Zo kan de stekelige / nonspiking Mesc-afgeleide OPC's en differentiatie protocol hier beschreven te vergemakkelijken (1) studie van de functionele verschillen tussen de pieken en nonspiking OPCs, (2) toetsing van nieuwe factoren die de natriumkanalen uitdrukking zou kunnen bevorderen in de Mesc afgeleide OPCs, ( 3) het ontwikkelen en optimaliseren van de differentiatie protocol van de OPC's van menselijke ESC of geïnduceerde pluripotente stamcellen (iPSCs).
Disclosures
Geen belangenconflicten verklaard.
Acknowledgments
Dit werk werd deels gesteund door subsidies aan WD van National Institutes of Health (RO1 NS059043 en RO1 ES015988), National Multiple Sclerosis Society, Roche Stichting voor Anemie Research, Feldstein Medical Foundation, en de Shriners Hospitals for Children.
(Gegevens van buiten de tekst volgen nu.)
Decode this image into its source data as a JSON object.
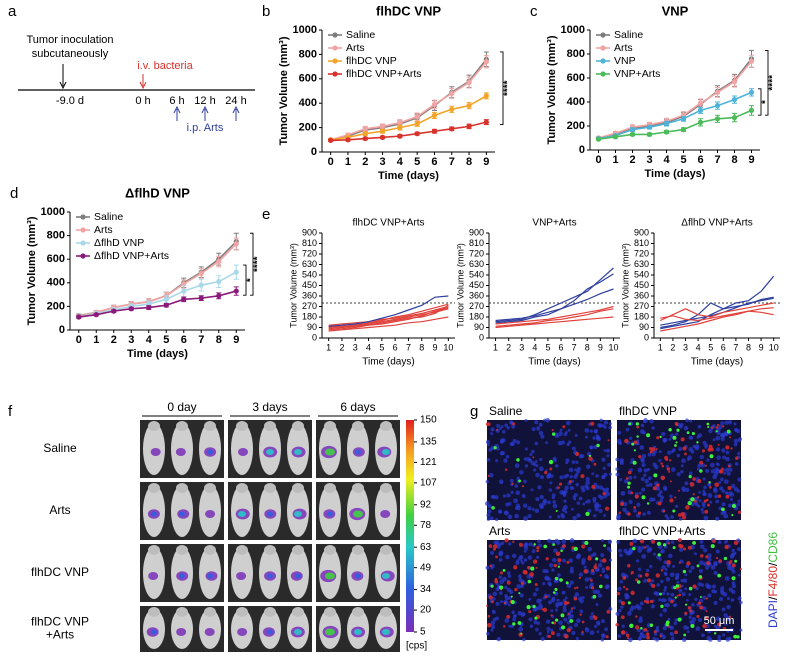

We willen graag Dr David Pleasure en Jennifer Plane bedanken voor suggesties. Wij verklaren geen concurrerende belangen met betrekking tot dit artikel.
Materials
| Name | Company | Catalog Number | Comments |
| MEFs | GlobalStem | GSC-6001G | |
| TrypLE Express | Invitrogen | 12604 | |
| Retinoic acid | Sigma-Aldrich | R-2625 | |
| Purmorphamine | Cayman Chemical | 10009634 | |
| FGF-2 | EMD Millipore | GF003 | |
| BacMam NaV 1.2 | Invitrogen | B10341 |
References
- Xian, H., Gottlieb, D. I. Dividing Olig2-expressing progenitor cells derived from ES cells. Glia. 47 (1), 88-101 (2004).
- Clair, A., Gottlieb, D. I. A subset of ES-cell-derived neural cells marked by gene targeting. Stem Cells. 21 (1), 41-49 (2003).
- Evans, M. J., Kaufman, M. H. Establishment in culture of pluripotential cells from mouse embryos. Nature. 292, 154-156 (1981).
- Thomson, J. A. Embryonic stem cell lines derived from human blastocysts. Science. 282, 1145-1147 (1998).
- Shin, S., Xue, H., Mattson, M. P., Rao, M. S. Stage-dependent Olig2 expression in motor neurons and oligodendrocytes differentiated from embryonic stem cells. Stem Cells Dev. 16, 131-141 (2007).
- Billon, N., Jolicoeur, C., Ying, Q. L., Smith, A., Raff, M. Normal timing of oligodendrocyte development from genetically engineered, lineage-selectable mouse ES cells. J Cell Sci. 115, 3657-3665 (2002).
- Nishiyama, A., Lin, X. H., Giese, N., Heldin, C. H., Stallcup, W. B. Co-localization of NG2 proteoglycan and PDGF alpha-receptor on O2A progenitor cells in the developing rat brain. J Neurosci Res. 43, 299-314 (1996).
- Ligon, K. L. Development of NG2 neural progenitor cells requires Olig gene function. Proc Natl Acad Sci U S A. 103, 7853-7858 (2006).
- Dawson, M. R., Polito, A., Levine, J. M., Reynolds, R. NG2-expressing glial progenitor cells: an abundant and widespread population of cycling cells in the adult rat CNS. Mol Cell Neurosci. 24, 476-488 (2003).
- Chittajallu, R., Aguirre, A., Gallo, V. NG2-positive cells in the mouse white and grey matter display distinct physiological properties. J Physiol. 561, 109-122 (2004).
- Karadottir, R., Hamilton, N. B., Bakiri, Y., Attwell, D. Spiking and nonspiking classes of oligodendrocyte precursor glia in CNS white matter. Nat Neurosci. 11, 450-456 (2008).